The second thing is we’re going to be a little bit smarter about advertising. From the first draft of our budget on, we put more in advertising than anything else. That’s fairly unique except for Alibris and Amazon. We’re also going to advertise where the book buyers are. I can’t talk too much about this because it would give away trade secrets. I’m thinking things like library journals, which is so obvious I don’t mind leaking it.


From the moment I started my business, I thought if you wanted to sell books on the web (and you mentioned this earlier in the interview when you talked about doing a Google search for me and founds lots of hits), the most reasonable place to advertise is on the web. I see a www dot on the back of a bus and think what a waste! I really applaud ABE’s recent move to advertise but it seems to me that 21 North Main proved that NPR is not the greatest place to advertise. It seems to me that you ought to be advertising web businesses on the web, so we’re going to be putting a lot of money into that.

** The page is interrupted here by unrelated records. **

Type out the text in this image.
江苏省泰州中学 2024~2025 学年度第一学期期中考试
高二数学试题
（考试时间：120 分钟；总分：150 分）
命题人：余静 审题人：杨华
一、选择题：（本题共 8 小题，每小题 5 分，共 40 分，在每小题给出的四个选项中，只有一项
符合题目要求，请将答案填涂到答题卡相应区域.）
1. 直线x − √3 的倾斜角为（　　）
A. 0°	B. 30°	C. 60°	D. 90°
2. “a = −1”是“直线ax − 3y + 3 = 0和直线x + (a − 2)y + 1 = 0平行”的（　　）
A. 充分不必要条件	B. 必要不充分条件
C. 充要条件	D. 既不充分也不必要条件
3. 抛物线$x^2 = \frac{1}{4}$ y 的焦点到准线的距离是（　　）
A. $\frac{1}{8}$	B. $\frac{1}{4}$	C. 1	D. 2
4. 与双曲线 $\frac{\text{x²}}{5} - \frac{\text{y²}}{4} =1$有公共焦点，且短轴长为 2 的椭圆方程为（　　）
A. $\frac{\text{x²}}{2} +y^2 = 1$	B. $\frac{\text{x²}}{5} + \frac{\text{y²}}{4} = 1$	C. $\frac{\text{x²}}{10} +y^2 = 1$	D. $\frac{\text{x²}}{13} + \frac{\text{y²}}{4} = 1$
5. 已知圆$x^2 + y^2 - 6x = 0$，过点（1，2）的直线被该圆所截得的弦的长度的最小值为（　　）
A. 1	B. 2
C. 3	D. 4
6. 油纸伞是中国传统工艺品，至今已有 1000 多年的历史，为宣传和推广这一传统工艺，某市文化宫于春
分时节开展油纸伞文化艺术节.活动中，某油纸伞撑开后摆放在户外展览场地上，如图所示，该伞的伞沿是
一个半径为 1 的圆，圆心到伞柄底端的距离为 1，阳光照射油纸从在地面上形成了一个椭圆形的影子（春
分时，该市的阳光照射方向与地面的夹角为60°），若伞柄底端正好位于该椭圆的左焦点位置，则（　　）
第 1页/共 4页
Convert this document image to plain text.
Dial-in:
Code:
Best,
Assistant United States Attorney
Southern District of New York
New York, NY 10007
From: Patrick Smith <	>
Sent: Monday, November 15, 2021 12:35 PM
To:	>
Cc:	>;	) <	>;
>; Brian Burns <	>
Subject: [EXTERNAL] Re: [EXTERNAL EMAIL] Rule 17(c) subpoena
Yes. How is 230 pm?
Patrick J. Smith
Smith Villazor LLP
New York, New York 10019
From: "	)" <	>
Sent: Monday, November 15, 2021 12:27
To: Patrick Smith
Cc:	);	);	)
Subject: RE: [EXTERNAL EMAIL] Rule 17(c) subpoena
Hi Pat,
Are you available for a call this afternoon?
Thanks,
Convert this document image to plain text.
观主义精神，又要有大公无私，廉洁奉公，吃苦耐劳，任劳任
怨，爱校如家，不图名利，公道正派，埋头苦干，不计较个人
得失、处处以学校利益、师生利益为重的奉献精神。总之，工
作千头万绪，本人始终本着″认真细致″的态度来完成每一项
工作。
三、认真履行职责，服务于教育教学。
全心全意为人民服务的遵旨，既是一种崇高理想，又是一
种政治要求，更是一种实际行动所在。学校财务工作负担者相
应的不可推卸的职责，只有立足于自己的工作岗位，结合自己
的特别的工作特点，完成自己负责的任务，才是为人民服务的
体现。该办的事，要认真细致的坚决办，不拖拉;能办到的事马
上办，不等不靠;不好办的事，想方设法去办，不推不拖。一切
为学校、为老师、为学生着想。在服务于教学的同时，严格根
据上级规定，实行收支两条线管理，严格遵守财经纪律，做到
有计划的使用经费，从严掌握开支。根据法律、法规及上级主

Barbara: Any other comments on the new database?


Lynn: We’re developing it from scratch. It’s going to be Linux-based, which I think is the trend of the future. I just saw in the paper that somebody big went to Linux, IBM, wasn’t it? It’s so silly that it’s not the trend.


The servers are right next door to the phone company. The pipe goes through a common wall so there won’t be any chipmunk problems. [Laughter]


Bibliophile Books, Inc. will be the place you can trust to buy books inexpensively.

The database is registered in the state of Kansas. I am named president because Kansas doesn’t allow for Grand Pooh-Bahs.